Although keen to stress that coronavirus is still “dealing a really hard blow” to the economy, with bigger levels of layoffs than during the financial crisis, he also points to high levels of cross-industry collaboration that are helping Sweden to face new challenges brought by the crisis.
After thousands of staff from Scandinavian airline SAS were laid off, they were offered additional nursing training so they could support hospitals, thanks to funding from a private research foundation. Workers from truck-maker Scania are supporting a medical company to produce more respirators, and supermarkets have been actively targeting hotel and conference venue staff who’ve lost their jobs.
“It really warms my heart, all this innovation that is going on digitally,” says Ingvarsson, adding that he’s proud of how the Stockholm business community has been able to make so many big decisions together in the absence of physical meetings.

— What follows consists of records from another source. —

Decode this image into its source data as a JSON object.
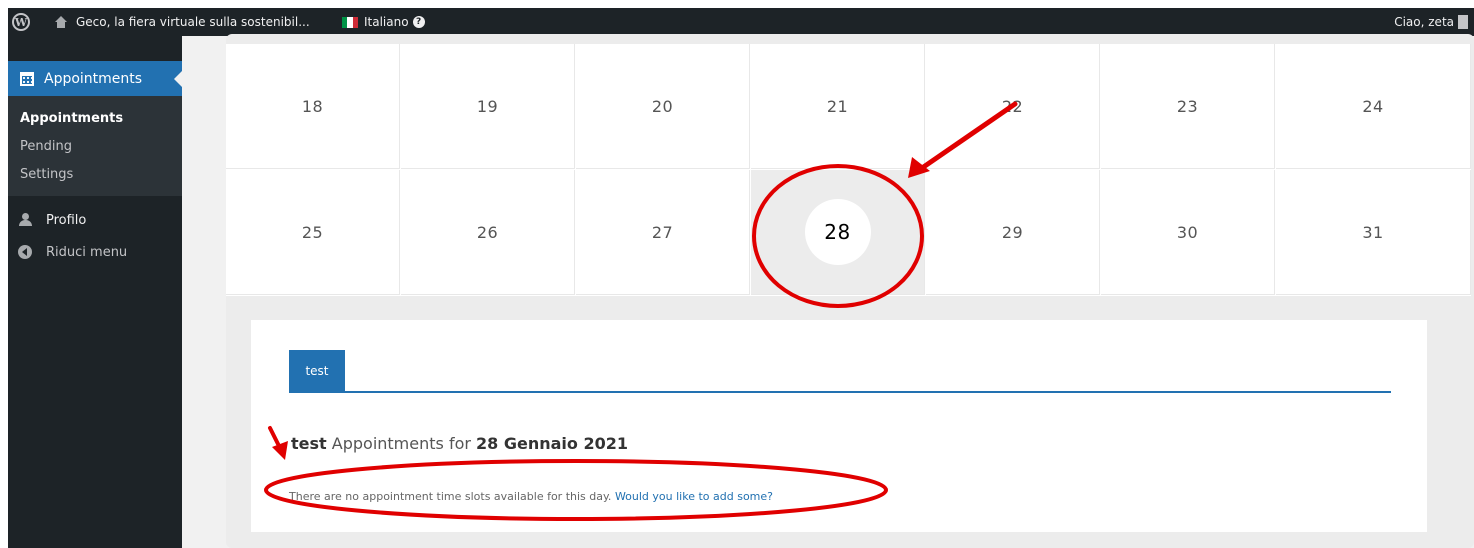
{
  "adminbar": {
    "site_name": "Geco, la fiera virtuale sulla sostenibil...",
    "language": "Italiano",
    "greeting": "Ciao, zeta",
    "flag_colors": [
      "#009246",
      "#ffffff",
      "#ce2b37"
    ]
  },
  "sidebar": {
    "current_menu": "Appointments",
    "submenu": [
      "Appointments",
      "Pending",
      "Settings"
    ],
    "profile": "Profilo",
    "collapse": "Riduci menu"
  },
  "calendar": {
    "weeks": [
      [
        "18",
        "19",
        "20",
        "21",
        "22",
        "23",
        "24"
      ],
      [
        "25",
        "26",
        "27",
        "28",
        "29",
        "30",
        "31"
      ]
    ],
    "selected_day": "28"
  },
  "details": {
    "tab_label": "test",
    "heading_calendar": "test",
    "heading_middle": "Appointments for",
    "heading_date": "28 Gennaio 2021",
    "no_slots_text": "There are no appointment time slots available for this day.",
    "add_link": "Would you like to add some?"
  },
  "colors": {
    "accent": "#2271b1",
    "adminbar_bg": "#1d2327",
    "annotation_red": "#e00000"
  }
}
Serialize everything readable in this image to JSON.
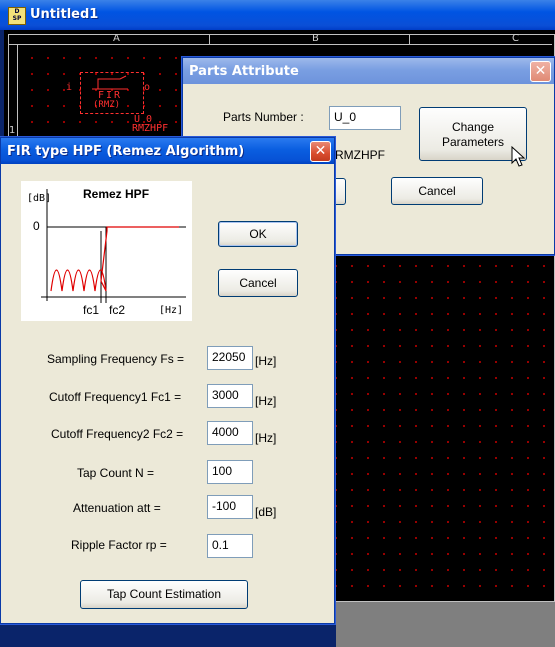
{
  "main_window": {
    "title": "Untitled1",
    "icon_text": [
      "D",
      "SP"
    ],
    "ruler_columns": [
      "A",
      "B",
      "C"
    ],
    "ruler_row": "1"
  },
  "part_symbol": {
    "pin_in": "i",
    "pin_out": "o",
    "filter_label": "FIR",
    "sub_label": "(RMZ)",
    "ref": "U_0",
    "type": "RMZHPF"
  },
  "parts_attribute": {
    "title": "Parts Attribute",
    "parts_number_label": "Parts Number :",
    "parts_number_value": "U_0",
    "change_parameters_line1": "Change",
    "change_parameters_line2": "Parameters",
    "part_type": "RMZHPF",
    "cancel_label": "Cancel"
  },
  "fir_dialog": {
    "title": "FIR type HPF (Remez Algorithm)",
    "close_label": "✕",
    "graph": {
      "title": "Remez HPF",
      "y_unit": "[dB]",
      "y_zero": "0",
      "x_tick1": "fc1",
      "x_tick2": "fc2",
      "x_unit": "[Hz]"
    },
    "ok_label": "OK",
    "cancel_label": "Cancel",
    "fields": [
      {
        "label": "Sampling Frequency Fs =",
        "value": "22050",
        "unit": "[Hz]"
      },
      {
        "label": "Cutoff Frequency1 Fc1 =",
        "value": "3000",
        "unit": "[Hz]"
      },
      {
        "label": "Cutoff Frequency2 Fc2 =",
        "value": "4000",
        "unit": "[Hz]"
      },
      {
        "label": "Tap Count N =",
        "value": "100",
        "unit": ""
      },
      {
        "label": "Attenuation att =",
        "value": "-100",
        "unit": "[dB]"
      },
      {
        "label": "Ripple Factor rp =",
        "value": "0.1",
        "unit": ""
      }
    ],
    "tap_estimation_label": "Tap Count Estimation"
  },
  "colors": {
    "titlebar": "#0054e3",
    "dialog_bg": "#ece9d8",
    "close_red": "#d94d2f",
    "plot_red": "#e00000",
    "schematic_bg": "#000000",
    "grid_dot": "#a30000"
  }
}
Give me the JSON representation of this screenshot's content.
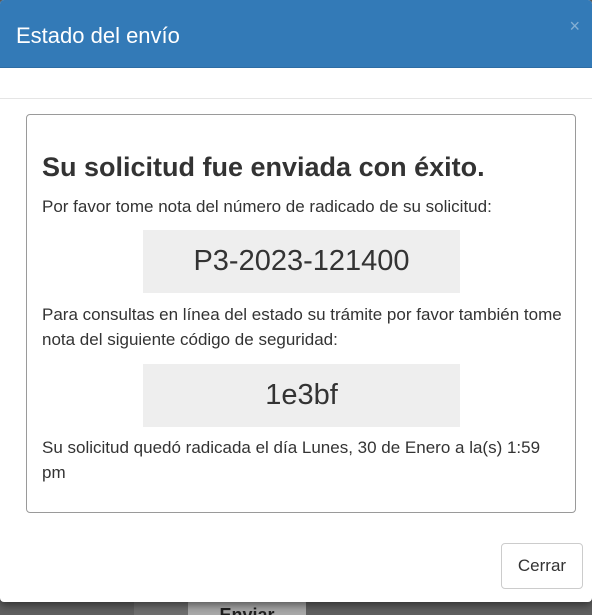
{
  "modal": {
    "title": "Estado del envío",
    "close_glyph": "×"
  },
  "panel": {
    "heading": "Su solicitud fue enviada con éxito.",
    "note_radicado": "Por favor tome nota del número de radicado de su solicitud:",
    "radicado_number": "P3-2023-121400",
    "note_security": "Para consultas en línea del estado su trámite por favor también tome nota del siguiente código de seguridad:",
    "security_code": "1e3bf",
    "filed_date": "Su solicitud quedó radicada el día Lunes, 30 de Enero a la(s) 1:59 pm"
  },
  "footer": {
    "close_label": "Cerrar"
  },
  "background": {
    "submit_label": "Enviar"
  },
  "colors": {
    "header_bg": "#337ab7",
    "code_box_bg": "#eeeeee",
    "overlay": "#5f5f5f"
  }
}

“Sweden is built on a history of collaboration and that shines through in times like this,” agrees Erik Engellau-Nilsson, CEO of Norrsken, a co-working space and investment fund that supports socially-minded entrepreneurs. The foundation recently set up an online platform where start-ups focused on solving problems connected to the coronavirus crisis can apply for funding. Engellau-Nilsson says he’s been “overwhelmed by the response and support from volunteers, initiatives, companies and partners”; initiatives already being profiled by the site include an e-learning company, an app offering free food deliveries for pensioners and a volunteering network.
The future?
What happens next will, of course, depend on how much the virus spreads. The Swedish Public Health Agency has warned that the worst is yet to come for the Nordic nation.

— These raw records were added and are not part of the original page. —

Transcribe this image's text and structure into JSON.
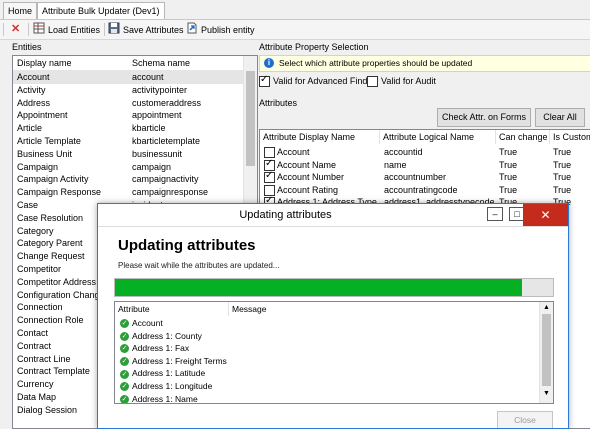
{
  "tabs": [
    {
      "label": "Home"
    },
    {
      "label": "Attribute Bulk Updater (Dev1)"
    }
  ],
  "toolbar": {
    "close_icon": "red-x-icon",
    "load_label": "Load Entities",
    "save_label": "Save Attributes",
    "publish_label": "Publish entity"
  },
  "entities": {
    "group_label": "Entities",
    "columns": [
      "Display name",
      "Schema name"
    ],
    "rows": [
      [
        "Account",
        "account"
      ],
      [
        "Activity",
        "activitypointer"
      ],
      [
        "Address",
        "customeraddress"
      ],
      [
        "Appointment",
        "appointment"
      ],
      [
        "Article",
        "kbarticle"
      ],
      [
        "Article Template",
        "kbarticletemplate"
      ],
      [
        "Business Unit",
        "businessunit"
      ],
      [
        "Campaign",
        "campaign"
      ],
      [
        "Campaign Activity",
        "campaignactivity"
      ],
      [
        "Campaign Response",
        "campaignresponse"
      ],
      [
        "Case",
        "incident"
      ],
      [
        "Case Resolution",
        ""
      ],
      [
        "Category",
        ""
      ],
      [
        "Category Parent",
        ""
      ],
      [
        "Change Request",
        ""
      ],
      [
        "Competitor",
        ""
      ],
      [
        "Competitor Address",
        ""
      ],
      [
        "Configuration Chang",
        ""
      ],
      [
        "Connection",
        ""
      ],
      [
        "Connection Role",
        ""
      ],
      [
        "Contact",
        ""
      ],
      [
        "Contract",
        ""
      ],
      [
        "Contract Line",
        ""
      ],
      [
        "Contract Template",
        ""
      ],
      [
        "Currency",
        ""
      ],
      [
        "Data Map",
        ""
      ],
      [
        "Dialog Session",
        ""
      ]
    ]
  },
  "attr_selection": {
    "group_label": "Attribute Property Selection",
    "info_text": "Select which attribute properties should be updated",
    "valid_adv_find_label": "Valid for Advanced Find",
    "valid_audit_label": "Valid for Audit"
  },
  "attributes": {
    "group_label": "Attributes",
    "check_forms_label": "Check Attr. on Forms",
    "clear_all_label": "Clear All",
    "columns": [
      "Attribute Display Name",
      "Attribute Logical Name",
      "Can change",
      "Is Customi"
    ],
    "rows": [
      {
        "checked": false,
        "display": "Account",
        "logical": "accountid",
        "can_change": "True",
        "is_custom": "True"
      },
      {
        "checked": true,
        "display": "Account Name",
        "logical": "name",
        "can_change": "True",
        "is_custom": "True"
      },
      {
        "checked": true,
        "display": "Account Number",
        "logical": "accountnumber",
        "can_change": "True",
        "is_custom": "True"
      },
      {
        "checked": false,
        "display": "Account Rating",
        "logical": "accountratingcode",
        "can_change": "True",
        "is_custom": "True"
      },
      {
        "checked": true,
        "display": "Address 1: Address Type",
        "logical": "address1_addresstypecode",
        "can_change": "True",
        "is_custom": "True"
      }
    ]
  },
  "dialog": {
    "title": "Updating attributes",
    "heading": "Updating attributes",
    "subtext": "Please wait while the attributes are updated...",
    "progress": 0.93,
    "columns": [
      "Attribute",
      "Message"
    ],
    "rows": [
      {
        "attribute": "Account",
        "message": ""
      },
      {
        "attribute": "Address 1: County",
        "message": ""
      },
      {
        "attribute": "Address 1: Fax",
        "message": ""
      },
      {
        "attribute": "Address 1: Freight Terms",
        "message": ""
      },
      {
        "attribute": "Address 1: Latitude",
        "message": ""
      },
      {
        "attribute": "Address 1: Longitude",
        "message": ""
      },
      {
        "attribute": "Address 1: Name",
        "message": ""
      }
    ],
    "close_label": "Close",
    "status_icon": "green-check-icon"
  }
}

There are long-running concerns about whether hospitals are ready to cope with the potential demand for beds and intensive care equipment, while more recent debates have focused on how well authorities are communicating information. Some experts are calling for more specific instructions about how people should be living their lives. The Swedish Medical Association has expressed concerns that not enough has been done to inform residents who don’t speak Swedish, following a high proportion of deaths and infections in Stockholm’s Somali community, who are more at risk of sharing overcrowded housing.
And while some lone-living Swedes like Cajsa Wiking are confident they can keep their mood up by staying connected to friends and family via Facetime, others are worried about increased levels of loneliness should they end up housebound due to a lockdown.
“This could really affect how Swedes feel,” says Christoffer Carringer, who has recently started living alone for the first time. “Everyone is always screaming for sun and social interaction and attention this time each year after the long winter, so to be denied that, I think could have some sad side effects.” Akinmade Åkerström echoes this sentiment, saying: “For a society that thrives on being outdoors and in nature, that would be the most difficult part for Swedes to mentally deal with if a full lockdown goes into effect.”
Against this background, Sweden’s trust, technology and teamwork may well continue to be valuable assets for the country as things develop, but in times of crisis like this, nothing is certain.